Go Workshop, Young Broadcaster

Holland & Knight Newsletter
Bill LeBeau

The future of media? Workshops.

During the past six months, the Federal Trade Commission has explored the viability of journalism and of traditional media in an increasingly competitive environment through a series of roundtables, with appearances by, among other luminaries, Rupert Murdoch and Arianna Huffington. Not to be outdone, the Federal Communications Commission (FCC) has launched its own “Future of Media” proceeding, replete with multiple workshops, considering the perceived threat to journalism posed by the fragmented media environment.

To date, these workshops have debated whether traditional news outlets, including local broadcasters, will remain a viable choice for consumers awash in a sea of new media. The debates have focused on old media’s business paradigm, much of which depended on limited local ad-delivery options to cross-subsidize news gathering and other high-cost content. The solutions proposed have ranged from slashing costs to developing new digital (over-the-air and web-based) business models to governmental subsidies.

What the workshops have not yet resolved is what, for broadcasters, is a fundamental concern: cutbacks in unencumbered broadcast spectrum.

Because spectrum may deliver content to consumers wherever located, it is an increasingly valuable competitive edge in an increasingly mobile society. Because spectrum is one of few commodities within complete control of a federal government with limited resources, it also is a highly attractive option for a government looking to drive innovation – or, more pragmatically, to raise new revenues.

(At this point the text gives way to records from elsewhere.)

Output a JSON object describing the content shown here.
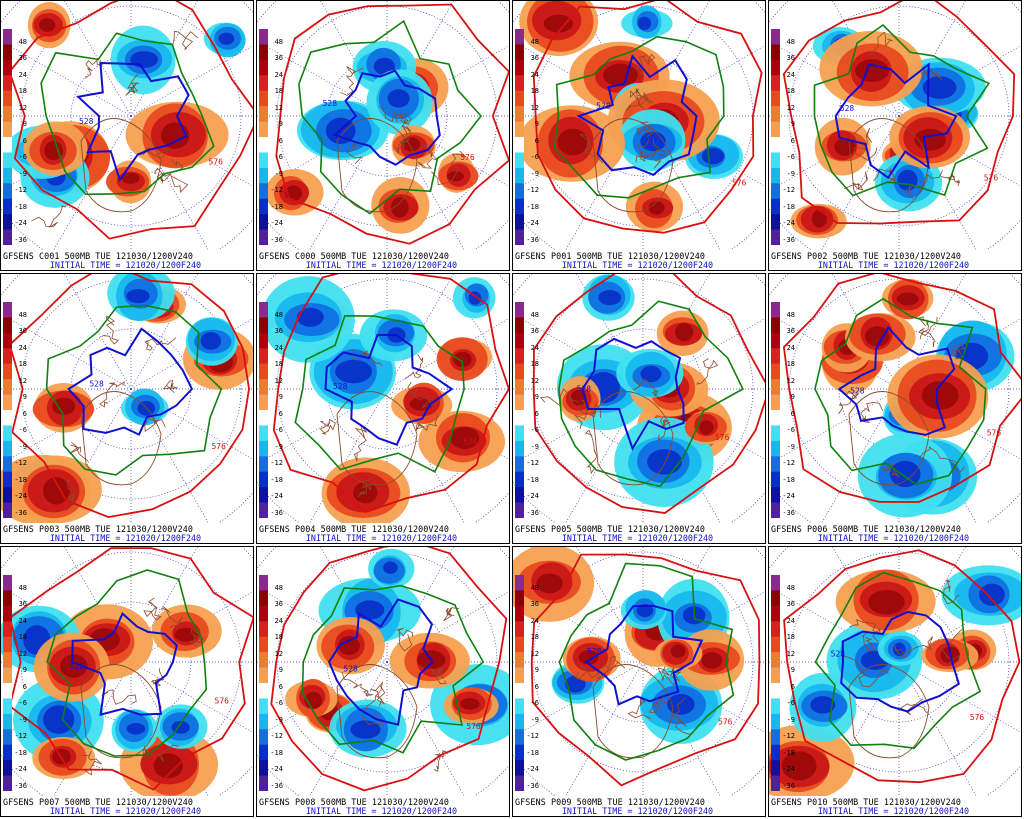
{
  "model": "GFSENS",
  "level": "500MB",
  "valid_time": "TUE 121030/1200V240",
  "initial_time_label": "INITIAL TIME =",
  "initial_time": "121020/1200F240",
  "contour_label": "528",
  "contour_label_secondary": "576",
  "colorbar": {
    "ticks": [
      "48",
      "36",
      "24",
      "18",
      "12",
      "9",
      "6",
      "-6",
      "-9",
      "-12",
      "-18",
      "-24",
      "-36"
    ],
    "colors": [
      "#8a2a8e",
      "#8b0000",
      "#b00010",
      "#d82020",
      "#e84a20",
      "#f07a30",
      "#f5a050",
      "#ffffff",
      "#40e0f0",
      "#18b8ee",
      "#1070e0",
      "#0830c8",
      "#1010a0",
      "#5020a0"
    ]
  },
  "members": [
    {
      "id": "C001",
      "row": 0,
      "col": 0
    },
    {
      "id": "C000",
      "row": 0,
      "col": 1
    },
    {
      "id": "P001",
      "row": 0,
      "col": 2
    },
    {
      "id": "P002",
      "row": 0,
      "col": 3
    },
    {
      "id": "P003",
      "row": 1,
      "col": 0
    },
    {
      "id": "P004",
      "row": 1,
      "col": 1
    },
    {
      "id": "P005",
      "row": 1,
      "col": 2
    },
    {
      "id": "P006",
      "row": 1,
      "col": 3
    },
    {
      "id": "P007",
      "row": 2,
      "col": 0
    },
    {
      "id": "P008",
      "row": 2,
      "col": 1
    },
    {
      "id": "P009",
      "row": 2,
      "col": 2
    },
    {
      "id": "P010",
      "row": 2,
      "col": 3
    }
  ]
}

Recent events confirm the accelerating loss of broadcast spectrum. In June 2009, 108 MHz of what had been broadcast spectrum was re-allocated to other purposes at the end of the digital television transition. Nine months later, the FCC released its National Broadband Plan, which seeks the reclamation of another 120 MHz formerly devoted to free, over-the-air television in order to expand subscription wireless services. Because the five low-VHF channels are often technologically unsuitable for full-power digital broadcasting, local television broadcasters soon may be able to deliver their free, over-the-air content to consumers on only 25 six-megahertz channels of usable spectrum, much of which cannot be simultaneously used in adjacent markets and all of which may become cluttered by unlicensed devices taking advantage of the FCC’s November 2008 conclusion in the television white-spaces proceeding.

Where can broadcasters turn? Workshops – including the ongoing panels in the upcoming FCC broadcast ownership proceeding. In past reviews of broadcast-specific regulations, the FCC ultimately has treated broadcasters as a distinct market, competing against only other broadcasters. The Broadband Plan and the Future of Media inquiry show that reality is otherwise, with free, local broadcasts routinely competing against subscription services. What neither the Future of Media or broadcast ownership proceeding has yet demonstrated is whether either will recognize that the ongoing reclamation of spectrum also must prompt a re-assessment as to how the FCC should view competition and diversity outside of the increasingly narrow slice of media directly subject to FCC regulation.

FCC Commissioner Mignon Clyburn has recognized the tension between the FCC reducing usable broadcast spectrum on one hand and the perceived loss of media and broadcast competition and diversity on the other. In a statement published in connection with the National Broadband Plan, Commissioner Clyburn announced her concern “about sacrificing an essential service to our communities in favor of new apps that have nothing to do with ensuring ... meaningful access to the news and information critical to our daily lives.” She added that “[w]hile the Plan acknowledges the current public interest mandates and goals of broadcast spectrum, it does not contain a rigorous analysis of the practical implications of its proposed actions on the public interest,” including what impact “a spectrum sell-off would have on women and minority-owned broadcast television stations.”

For decades, the FCC has based many of its broadcast-specific regulations on the principle that spectrum is scarce. To the extent that the FCC continues to increase the scarcity of broadcast spectrum, a regulatory justification founded on such scarcity recalls the apocryphal child, accused of killing his parents, demanding mercy because he is an orphan. So this year’s proceedings – and yes, workshops – offer the FCC another opportunity to develop a sustainable rationale for continuing broadcast regulations ... and broadcasters a chance to encourage the FCC to reflect the realities of today’s marketplace in a wide array of broadcast-specific regulations.